Maurice Lantourne connaissait bien Pierre Estoup, avec qui il a travaillé dans plusieurs procédures d’arbitrage. « Est-ce une fraude de désigner un arbitre que l’on connaît ? À l’évidence non, et je dirais que c’est une faute professionnelle de ne pas le faire. Il serait absurde de ne pas désigner quelqu’un d’hostile à notre thèse », plaide Paul-Albert Iweins. Le CDR a choisi Jean-Denis Bredin qui, entendu par le juge d’instruction, a concédé avoir été un peu « roulé » par Pierre Estoup. Me Iweins rappelle qu’entre-temps, Jean-Denis Bredin (dont personne n’a manqué de rappeler l’immense respect dont il jouit de par le monde), avait eu un accident vasculaire cérébral, et qu’il était diminué.

« L’ordonnance de renvoi, dit-il, c’est une thèse complotiste : elle commence par affirmer qu’il y a eu un complot ourdi au plus haut sommet de l’État, avec Nicolas Sarkozy, avec Claude Guéant », et avec leurs obligés, dont Stéphane Richard.

L’actuel président d’Orange, présent à presque toutes les journées d’audience, trépignait sur sa chaise, mardi après-midi, tandis que ses avocats plaidaient, et notamment Me Jean-Étienne Gianmarchi, pour qui la thèse de l’accusation repose sur une double imposture. La première, c’est son syllogisme : l’arbitrage est demandé par Bernard Tapie, c’est donc frauduleux, et tous ceux qui ont accédé à sa demande ne pouvaient ignorer ce caractère frauduleux. « Hier soir, on a assisté à une leçon de morale, mais certainement pas une leçon de droit. L’accusation fait état de postulats non démontrés et non établis », envoie-t-il d’emblée.

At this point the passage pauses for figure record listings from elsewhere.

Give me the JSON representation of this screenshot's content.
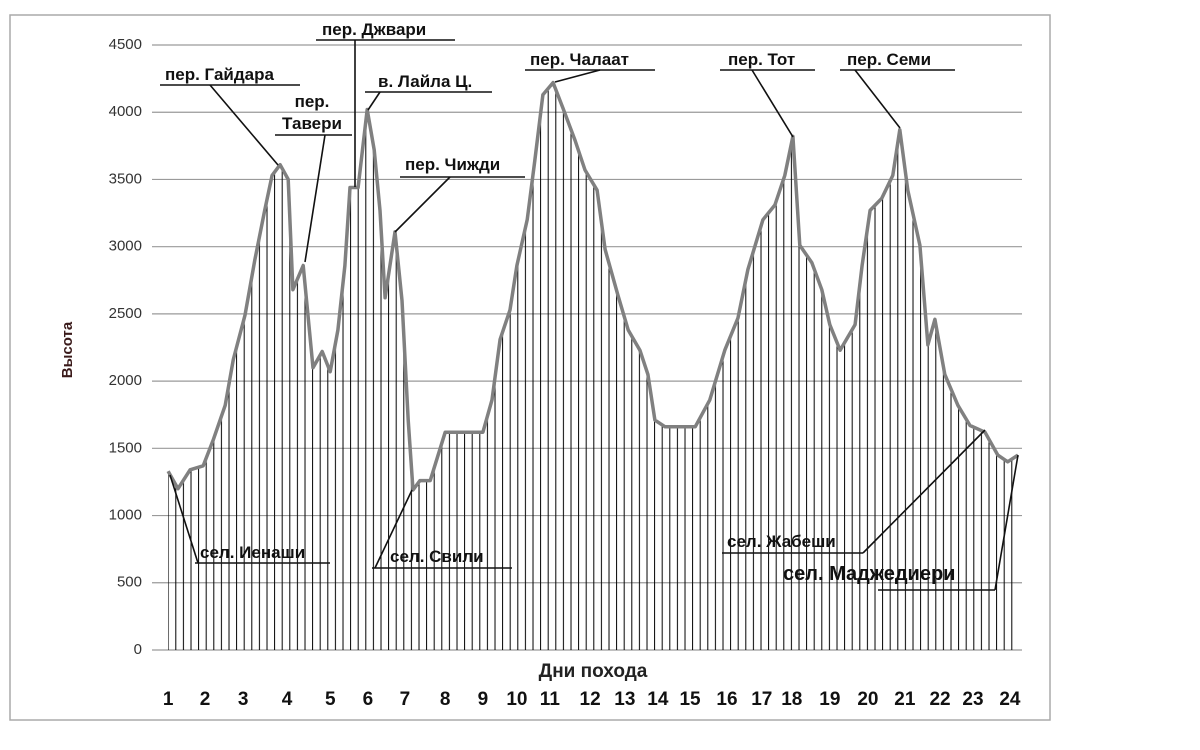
{
  "chart_data": {
    "type": "line",
    "y_label": "Высота",
    "x_label": "Дни похода",
    "color": "#808080",
    "grid": true,
    "x": [
      1.0,
      1.27,
      1.6,
      1.96,
      2.23,
      2.56,
      2.78,
      3.1,
      3.37,
      3.64,
      3.84,
      4.06,
      4.28,
      4.41,
      4.69,
      4.96,
      5.21,
      5.43,
      5.64,
      5.83,
      5.97,
      6.19,
      6.44,
      6.63,
      6.79,
      6.93,
      7.2,
      7.39,
      7.56,
      7.69,
      7.88,
      8.16,
      8.57,
      8.98,
      9.6,
      9.85,
      10.07,
      10.34,
      10.53,
      10.81,
      11.02,
      11.24,
      11.52,
      11.79,
      12.12,
      12.39,
      12.72,
      12.94,
      13.29,
      13.57,
      13.89,
      14.11,
      14.3,
      14.58,
      15.4,
      15.8,
      16.21,
      16.57,
      16.84,
      17.25,
      17.58,
      17.85,
      18.07,
      18.26,
      18.59,
      18.86,
      19.08,
      19.36,
      19.77,
      19.96,
      20.18,
      20.5,
      20.8,
      20.99,
      21.21,
      21.54,
      21.76,
      21.95,
      22.22,
      22.58,
      22.91,
      23.32,
      23.67,
      23.94,
      24.22
    ],
    "values": [
      1330,
      1200,
      1340,
      1370,
      1560,
      1820,
      2160,
      2490,
      2900,
      3270,
      3530,
      3610,
      3500,
      2680,
      2860,
      2100,
      2220,
      2070,
      2380,
      2860,
      3440,
      3440,
      4020,
      3720,
      3270,
      2620,
      3110,
      2600,
      1710,
      1190,
      1260,
      1260,
      1620,
      1620,
      1620,
      1860,
      2310,
      2530,
      2860,
      3200,
      3640,
      4130,
      4220,
      4030,
      3790,
      3570,
      3420,
      2980,
      2640,
      2380,
      2230,
      2050,
      1710,
      1660,
      1660,
      1860,
      2230,
      2470,
      2830,
      3200,
      3310,
      3530,
      3820,
      3010,
      2880,
      2680,
      2420,
      2230,
      2420,
      2860,
      3270,
      3360,
      3530,
      3870,
      3420,
      3010,
      2270,
      2460,
      2050,
      1820,
      1670,
      1620,
      1450,
      1400,
      1450
    ],
    "xlim": [
      0.56,
      24.33
    ],
    "xticks": [
      {
        "value": 1.0,
        "label": "1"
      },
      {
        "value": 2.01,
        "label": "2"
      },
      {
        "value": 3.05,
        "label": "3"
      },
      {
        "value": 4.25,
        "label": "4"
      },
      {
        "value": 5.43,
        "label": "5"
      },
      {
        "value": 6.46,
        "label": "6"
      },
      {
        "value": 7.47,
        "label": "7"
      },
      {
        "value": 8.57,
        "label": "8"
      },
      {
        "value": 9.6,
        "label": "9"
      },
      {
        "value": 10.53,
        "label": "10"
      },
      {
        "value": 11.43,
        "label": "11"
      },
      {
        "value": 12.53,
        "label": "12"
      },
      {
        "value": 13.48,
        "label": "13"
      },
      {
        "value": 14.38,
        "label": "14"
      },
      {
        "value": 15.26,
        "label": "15"
      },
      {
        "value": 16.27,
        "label": "16"
      },
      {
        "value": 17.22,
        "label": "17"
      },
      {
        "value": 18.04,
        "label": "18"
      },
      {
        "value": 19.08,
        "label": "19"
      },
      {
        "value": 20.12,
        "label": "20"
      },
      {
        "value": 21.13,
        "label": "21"
      },
      {
        "value": 22.09,
        "label": "22"
      },
      {
        "value": 22.99,
        "label": "23"
      },
      {
        "value": 24.0,
        "label": "24"
      }
    ],
    "ylim": [
      0,
      4500
    ],
    "yticks": [
      0,
      500,
      1000,
      1500,
      2000,
      2500,
      3000,
      3500,
      4000,
      4500
    ],
    "annotations": [
      "пер. Гайдара",
      "пер. Тавери",
      "пер. Джвари",
      "в. Лайла Ц.",
      "пер. Чижди",
      "пер. Чалаат",
      "пер. Тот",
      "пер. Семи",
      "сел. Иенаши",
      "сел. Свили",
      "сел. Жабеши",
      "сел. Маджедиери"
    ]
  }
}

La deuxième imposture serait l’existence d’un pacte entre Nicolas Sarkozy et Bernard Tapie, en raison du soutien apporté par celui-ci à la campagne présidentielle. Il évoque la réunion du 30 juillet 2007 (entre Bernard Tapie, Claude Guéant, Jean-François Rocchi, François Pérol – secrétaire général adjoint de l’Élysée – et Stéphane Richard) qui a pu alimenter les fantasmes autant que nourrir les soupçons. Pour l’accusation, « la seule tenue de la réunion était la démonstration que les personnes présentes se voyaient enjoindre d’agir dans les intérêts de Bernard Tapie. » Mais il n’y a aucune preuve de ce qui est avancé, peut-on résumer.

L’implication de l’Élysée, retenue à charge « n’est en fait que le fonctionnement normal de l’État lorsque le ministre est amené à prendre une décision à caractère politique. Vous pensez que ça ne le méritait pas, vu l’enjeu financier, la personnalité de Bernard Tapie, l’atteinte à l’image de l’État pour sa mauvaise gestion de fonds publics ? » Il ajoute : il n’y a aucun élément qui atteste d’instructions données ou reçues. Aucun élément sur l’implication de Nicolas Sarkozy (qui n’a jamais été entendu). » Pour lui, Stéphane Richard ne pouvait avoir conscience d’éventuelles manœuvres frauduleuses que le parquet prête aux autres, et le directeur de cabinet de la ministre de l’Économie et des finances ne pouvait en avoir conscience.

Mes Julia Minkowski et Hervé Temime doivent plaider ce jeudi en défense de Bernard Tapie.